After 27 years at the helm of the public works department, Nichols will retire on Aug. 31.
The 1971 graduate of Greencastle-Antrim High School spent 20 years at Nitterhouse Concrete before he started as the borough's public works supervisor in February 1991. His title has evolved into public works manager.
"The job has grown as the town has grown," said Nichols.
He and his crew of three — Travis Atherton, Brian Maynard and Daniel Kendall — look after the borough's streets, the water distribution system and sewer collection system.
"I like Greencastle, the town, the people who call with questions. I like to find the answers they deserve," Nichols said. He said the calls can include issues such as downed tree limbs, dead animals, clogged sewer lines and ducks in drain pipes and cats in trees.

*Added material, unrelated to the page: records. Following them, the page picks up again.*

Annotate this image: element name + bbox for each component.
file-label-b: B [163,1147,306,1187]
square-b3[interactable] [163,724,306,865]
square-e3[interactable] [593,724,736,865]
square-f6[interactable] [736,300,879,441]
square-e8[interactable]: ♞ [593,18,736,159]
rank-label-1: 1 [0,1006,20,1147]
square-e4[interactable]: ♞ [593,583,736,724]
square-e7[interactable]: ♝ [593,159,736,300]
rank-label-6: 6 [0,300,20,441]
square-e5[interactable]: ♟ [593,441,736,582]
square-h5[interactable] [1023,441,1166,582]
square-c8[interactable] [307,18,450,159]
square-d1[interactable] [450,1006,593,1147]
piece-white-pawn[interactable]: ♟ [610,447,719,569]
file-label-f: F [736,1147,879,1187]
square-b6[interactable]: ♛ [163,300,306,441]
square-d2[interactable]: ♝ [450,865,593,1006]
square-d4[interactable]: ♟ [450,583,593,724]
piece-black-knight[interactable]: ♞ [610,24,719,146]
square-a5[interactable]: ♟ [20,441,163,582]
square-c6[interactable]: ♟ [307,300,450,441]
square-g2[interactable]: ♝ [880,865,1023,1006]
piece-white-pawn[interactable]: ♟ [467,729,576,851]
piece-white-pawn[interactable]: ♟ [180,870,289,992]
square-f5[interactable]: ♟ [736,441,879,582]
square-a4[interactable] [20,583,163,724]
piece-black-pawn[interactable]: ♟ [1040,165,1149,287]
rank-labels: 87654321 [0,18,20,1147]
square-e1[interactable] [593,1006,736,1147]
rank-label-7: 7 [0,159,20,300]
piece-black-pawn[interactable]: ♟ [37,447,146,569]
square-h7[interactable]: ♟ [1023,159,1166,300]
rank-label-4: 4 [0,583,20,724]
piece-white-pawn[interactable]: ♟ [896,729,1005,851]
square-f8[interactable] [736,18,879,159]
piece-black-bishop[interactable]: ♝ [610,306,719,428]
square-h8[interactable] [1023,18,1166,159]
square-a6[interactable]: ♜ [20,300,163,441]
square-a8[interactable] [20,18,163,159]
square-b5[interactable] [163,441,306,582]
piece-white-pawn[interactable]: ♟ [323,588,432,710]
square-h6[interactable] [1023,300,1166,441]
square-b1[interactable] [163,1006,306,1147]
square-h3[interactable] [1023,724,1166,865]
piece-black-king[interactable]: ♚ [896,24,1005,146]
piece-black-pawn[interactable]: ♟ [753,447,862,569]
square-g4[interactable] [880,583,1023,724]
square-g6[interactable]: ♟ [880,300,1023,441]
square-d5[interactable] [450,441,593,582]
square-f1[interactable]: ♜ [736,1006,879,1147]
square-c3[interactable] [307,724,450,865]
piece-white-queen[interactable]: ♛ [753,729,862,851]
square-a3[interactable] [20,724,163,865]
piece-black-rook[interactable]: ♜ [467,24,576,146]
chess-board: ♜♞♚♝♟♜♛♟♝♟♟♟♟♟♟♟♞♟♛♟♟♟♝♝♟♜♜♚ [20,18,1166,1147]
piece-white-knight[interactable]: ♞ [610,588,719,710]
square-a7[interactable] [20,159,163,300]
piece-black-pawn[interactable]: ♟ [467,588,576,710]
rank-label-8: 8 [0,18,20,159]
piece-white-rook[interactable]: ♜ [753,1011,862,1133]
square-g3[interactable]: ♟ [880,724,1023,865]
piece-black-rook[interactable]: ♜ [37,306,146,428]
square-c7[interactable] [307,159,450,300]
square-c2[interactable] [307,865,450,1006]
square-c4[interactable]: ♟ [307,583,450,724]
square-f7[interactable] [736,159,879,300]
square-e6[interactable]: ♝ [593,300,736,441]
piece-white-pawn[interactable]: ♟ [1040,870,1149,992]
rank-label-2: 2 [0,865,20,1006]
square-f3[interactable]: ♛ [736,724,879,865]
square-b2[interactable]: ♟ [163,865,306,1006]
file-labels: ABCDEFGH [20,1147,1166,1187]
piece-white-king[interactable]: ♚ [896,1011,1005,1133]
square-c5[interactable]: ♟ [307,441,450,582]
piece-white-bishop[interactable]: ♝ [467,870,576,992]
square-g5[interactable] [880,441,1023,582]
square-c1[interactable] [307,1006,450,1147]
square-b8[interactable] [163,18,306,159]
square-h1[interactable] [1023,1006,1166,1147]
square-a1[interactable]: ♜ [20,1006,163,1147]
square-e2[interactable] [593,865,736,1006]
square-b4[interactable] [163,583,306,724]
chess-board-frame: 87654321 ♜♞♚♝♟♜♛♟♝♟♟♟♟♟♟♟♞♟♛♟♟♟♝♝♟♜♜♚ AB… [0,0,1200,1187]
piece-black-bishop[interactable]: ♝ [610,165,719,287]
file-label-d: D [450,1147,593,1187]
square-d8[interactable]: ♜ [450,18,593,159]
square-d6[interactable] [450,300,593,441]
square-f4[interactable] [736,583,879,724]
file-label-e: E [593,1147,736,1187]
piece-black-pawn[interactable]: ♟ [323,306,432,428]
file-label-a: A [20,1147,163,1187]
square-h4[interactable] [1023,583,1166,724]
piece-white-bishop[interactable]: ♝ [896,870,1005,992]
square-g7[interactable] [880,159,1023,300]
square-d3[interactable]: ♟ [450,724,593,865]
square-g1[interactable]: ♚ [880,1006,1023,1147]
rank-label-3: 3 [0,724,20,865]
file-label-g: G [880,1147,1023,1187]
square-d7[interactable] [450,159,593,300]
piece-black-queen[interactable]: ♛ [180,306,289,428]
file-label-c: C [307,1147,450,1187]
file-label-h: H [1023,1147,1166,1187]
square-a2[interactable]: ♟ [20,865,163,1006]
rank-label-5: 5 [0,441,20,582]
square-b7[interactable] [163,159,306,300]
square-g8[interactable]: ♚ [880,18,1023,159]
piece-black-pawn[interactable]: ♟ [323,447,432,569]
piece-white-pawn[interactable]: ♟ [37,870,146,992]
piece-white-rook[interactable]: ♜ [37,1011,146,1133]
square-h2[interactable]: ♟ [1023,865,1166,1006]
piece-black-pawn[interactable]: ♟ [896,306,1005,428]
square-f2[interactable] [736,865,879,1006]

"The downside is they can occur anytime," said Nichols. He and his guys are on call 24/7.
"Snow removal is the most disliked job, but we take it seriously and I think we do a good job," said Nichols. "All the borough streets are plowed by four people. I'm the one who watches the forecasts and the skies. Sometimes you get it, sometimes you don't."

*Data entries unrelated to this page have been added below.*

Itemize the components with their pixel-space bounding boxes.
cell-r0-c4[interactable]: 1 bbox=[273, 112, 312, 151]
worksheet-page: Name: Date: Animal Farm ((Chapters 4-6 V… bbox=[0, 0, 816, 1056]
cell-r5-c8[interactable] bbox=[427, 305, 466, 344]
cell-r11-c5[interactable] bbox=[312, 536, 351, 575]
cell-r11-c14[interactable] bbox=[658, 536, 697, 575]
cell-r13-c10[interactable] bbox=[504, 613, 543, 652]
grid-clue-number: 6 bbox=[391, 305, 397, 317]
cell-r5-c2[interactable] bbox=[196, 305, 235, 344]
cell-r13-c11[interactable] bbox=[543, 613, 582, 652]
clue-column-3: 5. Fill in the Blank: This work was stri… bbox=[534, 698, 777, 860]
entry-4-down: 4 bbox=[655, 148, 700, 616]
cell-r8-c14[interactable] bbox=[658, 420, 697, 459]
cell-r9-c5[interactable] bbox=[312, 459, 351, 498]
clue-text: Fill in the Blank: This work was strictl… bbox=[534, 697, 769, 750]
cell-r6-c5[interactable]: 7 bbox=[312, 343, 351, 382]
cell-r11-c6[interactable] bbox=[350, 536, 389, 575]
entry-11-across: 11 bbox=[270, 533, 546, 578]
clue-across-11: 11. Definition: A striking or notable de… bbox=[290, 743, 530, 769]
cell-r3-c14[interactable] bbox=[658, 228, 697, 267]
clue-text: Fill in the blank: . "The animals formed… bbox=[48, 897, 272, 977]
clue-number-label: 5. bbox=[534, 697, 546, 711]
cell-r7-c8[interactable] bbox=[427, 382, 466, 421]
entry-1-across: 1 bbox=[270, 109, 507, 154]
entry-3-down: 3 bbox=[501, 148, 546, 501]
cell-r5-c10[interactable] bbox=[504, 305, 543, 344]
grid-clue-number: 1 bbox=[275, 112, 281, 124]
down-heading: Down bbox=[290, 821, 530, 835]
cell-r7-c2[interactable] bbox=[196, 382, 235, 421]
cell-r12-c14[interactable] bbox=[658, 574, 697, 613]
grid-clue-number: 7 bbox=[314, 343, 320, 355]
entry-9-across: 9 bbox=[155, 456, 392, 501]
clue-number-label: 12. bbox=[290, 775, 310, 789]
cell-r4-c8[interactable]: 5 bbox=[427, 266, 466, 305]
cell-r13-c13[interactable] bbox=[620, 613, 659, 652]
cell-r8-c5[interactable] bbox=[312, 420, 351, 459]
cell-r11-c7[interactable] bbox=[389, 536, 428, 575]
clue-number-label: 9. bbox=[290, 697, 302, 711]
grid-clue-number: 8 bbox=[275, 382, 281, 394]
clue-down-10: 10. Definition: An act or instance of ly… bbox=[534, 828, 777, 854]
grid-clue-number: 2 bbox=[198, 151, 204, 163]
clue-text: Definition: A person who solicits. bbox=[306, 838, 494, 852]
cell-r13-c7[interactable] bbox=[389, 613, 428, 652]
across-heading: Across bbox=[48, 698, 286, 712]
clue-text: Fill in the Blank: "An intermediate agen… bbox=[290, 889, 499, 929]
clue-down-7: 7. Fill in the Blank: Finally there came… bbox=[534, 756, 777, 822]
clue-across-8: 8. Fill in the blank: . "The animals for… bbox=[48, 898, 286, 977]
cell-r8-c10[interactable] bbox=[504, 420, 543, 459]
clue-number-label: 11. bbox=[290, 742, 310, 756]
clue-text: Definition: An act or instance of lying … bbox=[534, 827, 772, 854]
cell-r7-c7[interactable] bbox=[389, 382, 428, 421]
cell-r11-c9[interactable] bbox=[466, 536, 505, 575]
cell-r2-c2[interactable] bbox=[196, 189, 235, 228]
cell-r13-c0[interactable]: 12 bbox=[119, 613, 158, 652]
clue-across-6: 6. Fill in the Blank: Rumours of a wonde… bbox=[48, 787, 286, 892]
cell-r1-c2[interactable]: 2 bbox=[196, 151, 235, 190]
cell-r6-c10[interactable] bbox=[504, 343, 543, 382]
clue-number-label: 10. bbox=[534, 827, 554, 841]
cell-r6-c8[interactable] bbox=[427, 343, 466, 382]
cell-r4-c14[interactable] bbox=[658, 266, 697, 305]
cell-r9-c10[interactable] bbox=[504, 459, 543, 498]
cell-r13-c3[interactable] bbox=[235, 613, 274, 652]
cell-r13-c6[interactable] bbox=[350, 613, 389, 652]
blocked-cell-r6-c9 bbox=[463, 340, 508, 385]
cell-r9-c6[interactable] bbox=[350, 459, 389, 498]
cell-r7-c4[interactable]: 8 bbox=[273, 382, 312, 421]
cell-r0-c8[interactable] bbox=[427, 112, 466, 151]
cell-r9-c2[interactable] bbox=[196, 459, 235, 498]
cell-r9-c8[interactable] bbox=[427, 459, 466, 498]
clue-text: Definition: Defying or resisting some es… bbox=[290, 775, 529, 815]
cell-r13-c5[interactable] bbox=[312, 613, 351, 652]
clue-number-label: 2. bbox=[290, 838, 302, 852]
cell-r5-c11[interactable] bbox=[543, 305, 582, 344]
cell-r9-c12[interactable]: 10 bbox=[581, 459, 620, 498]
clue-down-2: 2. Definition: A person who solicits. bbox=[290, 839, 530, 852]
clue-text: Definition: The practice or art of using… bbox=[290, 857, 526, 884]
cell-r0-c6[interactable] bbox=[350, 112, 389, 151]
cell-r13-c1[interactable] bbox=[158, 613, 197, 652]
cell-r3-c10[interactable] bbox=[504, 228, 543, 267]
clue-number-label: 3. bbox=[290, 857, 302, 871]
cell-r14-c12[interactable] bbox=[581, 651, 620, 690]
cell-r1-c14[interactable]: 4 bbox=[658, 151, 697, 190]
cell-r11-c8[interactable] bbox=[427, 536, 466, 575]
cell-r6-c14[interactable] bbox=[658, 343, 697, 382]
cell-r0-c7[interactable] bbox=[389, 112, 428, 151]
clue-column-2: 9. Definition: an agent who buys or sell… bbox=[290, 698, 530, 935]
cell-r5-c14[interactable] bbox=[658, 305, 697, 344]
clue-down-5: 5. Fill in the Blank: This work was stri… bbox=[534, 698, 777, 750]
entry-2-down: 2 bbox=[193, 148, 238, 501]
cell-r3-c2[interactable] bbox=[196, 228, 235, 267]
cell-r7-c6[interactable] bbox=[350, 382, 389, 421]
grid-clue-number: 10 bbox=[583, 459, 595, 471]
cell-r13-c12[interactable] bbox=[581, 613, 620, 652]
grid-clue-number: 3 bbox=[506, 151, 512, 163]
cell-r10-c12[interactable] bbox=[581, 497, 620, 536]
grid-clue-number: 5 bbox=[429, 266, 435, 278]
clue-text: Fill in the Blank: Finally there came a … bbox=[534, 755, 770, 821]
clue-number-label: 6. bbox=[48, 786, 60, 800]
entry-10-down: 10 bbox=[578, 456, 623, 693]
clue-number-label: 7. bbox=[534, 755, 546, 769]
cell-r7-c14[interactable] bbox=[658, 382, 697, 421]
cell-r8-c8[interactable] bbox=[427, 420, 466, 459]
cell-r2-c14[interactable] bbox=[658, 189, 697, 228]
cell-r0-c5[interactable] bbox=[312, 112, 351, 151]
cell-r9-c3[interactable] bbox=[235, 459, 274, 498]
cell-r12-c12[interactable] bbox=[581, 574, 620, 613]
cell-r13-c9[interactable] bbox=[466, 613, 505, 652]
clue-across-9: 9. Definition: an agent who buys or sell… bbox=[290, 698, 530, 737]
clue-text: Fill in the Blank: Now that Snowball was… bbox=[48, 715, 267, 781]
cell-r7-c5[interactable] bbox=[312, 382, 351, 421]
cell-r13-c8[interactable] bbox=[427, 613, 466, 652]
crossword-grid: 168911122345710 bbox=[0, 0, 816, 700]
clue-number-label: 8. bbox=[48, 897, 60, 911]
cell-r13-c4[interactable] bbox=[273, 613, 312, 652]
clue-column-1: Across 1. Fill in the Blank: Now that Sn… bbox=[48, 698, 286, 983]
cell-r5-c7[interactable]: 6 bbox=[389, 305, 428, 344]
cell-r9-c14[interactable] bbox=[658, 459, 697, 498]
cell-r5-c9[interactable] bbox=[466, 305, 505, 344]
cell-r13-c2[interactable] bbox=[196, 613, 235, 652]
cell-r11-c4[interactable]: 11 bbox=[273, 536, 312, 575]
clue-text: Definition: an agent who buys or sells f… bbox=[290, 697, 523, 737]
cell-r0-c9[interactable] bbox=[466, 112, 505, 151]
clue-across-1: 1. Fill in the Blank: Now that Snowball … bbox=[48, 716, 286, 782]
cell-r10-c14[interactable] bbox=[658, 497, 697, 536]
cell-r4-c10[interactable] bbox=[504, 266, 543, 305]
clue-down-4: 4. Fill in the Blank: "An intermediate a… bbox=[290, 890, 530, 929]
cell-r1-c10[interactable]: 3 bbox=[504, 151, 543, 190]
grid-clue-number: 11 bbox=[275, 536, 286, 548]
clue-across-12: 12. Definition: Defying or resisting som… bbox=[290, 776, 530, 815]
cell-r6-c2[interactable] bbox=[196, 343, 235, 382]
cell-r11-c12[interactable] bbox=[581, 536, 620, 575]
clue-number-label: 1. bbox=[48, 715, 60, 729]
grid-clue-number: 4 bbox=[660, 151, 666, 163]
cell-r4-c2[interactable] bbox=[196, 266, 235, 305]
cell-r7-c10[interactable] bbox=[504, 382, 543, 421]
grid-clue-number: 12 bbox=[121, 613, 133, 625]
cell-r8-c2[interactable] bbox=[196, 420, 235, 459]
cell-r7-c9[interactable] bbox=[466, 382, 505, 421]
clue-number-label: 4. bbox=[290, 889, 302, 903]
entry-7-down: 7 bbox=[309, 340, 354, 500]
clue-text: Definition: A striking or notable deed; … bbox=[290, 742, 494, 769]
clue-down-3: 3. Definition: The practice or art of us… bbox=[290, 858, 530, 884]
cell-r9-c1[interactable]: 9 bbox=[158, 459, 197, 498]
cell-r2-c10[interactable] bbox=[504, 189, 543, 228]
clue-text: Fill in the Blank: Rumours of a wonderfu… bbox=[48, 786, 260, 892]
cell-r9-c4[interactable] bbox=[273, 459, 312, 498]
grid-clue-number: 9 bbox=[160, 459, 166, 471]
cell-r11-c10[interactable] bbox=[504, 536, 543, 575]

The 32-inch snow of 1996 was one they couldn't plow and didn't really have equipment to move. The local contractor Charles Brake had to be called in with a loader that would scoop snow off the street and load it into a dump truck to be hauled to the borough lot on Jefferson Street.
Although the public works department does the plowing, contractors are still brought in to remove snow from the metered areas down, which people who own businesses and work downtown really like.

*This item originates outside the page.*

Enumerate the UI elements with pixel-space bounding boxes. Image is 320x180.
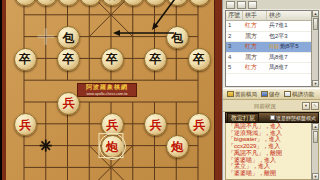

"Every day is different," he continued. "Some days you're just putting fires out. You learn to deal with it."
Nichols has seen changes over the years, including the addition of computers the maintenance department in 2008 and the learning curve that came with them.
The volume of traffic is something else that's changed.
"Formerly, if we had a downtown job, we did Wednesday, a quiet day. Not anymore," Nichols said.
"But the people haven't changed. It's still a nice, quiet small town.
"I enjoy working with the water. We have a very good water distribution system and the authority has kept it upgraded," said Nichols.
His department used to spend a lot of time dealing with water leaks, but the upgrades have addressed those over the years.
"Now we're reaping the benefits," Nichols said. "We're not losing water so we have time to do other things."
Nichols said another project is the ongoing storm water management work that started on South Allison Street in the 1990s that has continued farther into town as money became available. The last few years the crew has been installing water main valves to make it more convenient with an impact on a smaller area if water has to be shut off.
The borough is currently advertising for Nichols' replacement and he is thinking about what he will do in retirement.
His wife, Tonya, is continuing to work at World Kitchen so he wants some sort of part-time work.
He'll also have more time to do projects at the homes of his children, Sara Nichols, who lives in Shippensburg and works at Beistle and David Nichols, who lives in Mechanicsburg and works in IT, and to spend with grandsons, Ben Nichols, 5, and Wes Nichols, 1.
Nichols also plans to do more woodworking and restoration of antiques and to continue his enthusiasm for model railroads.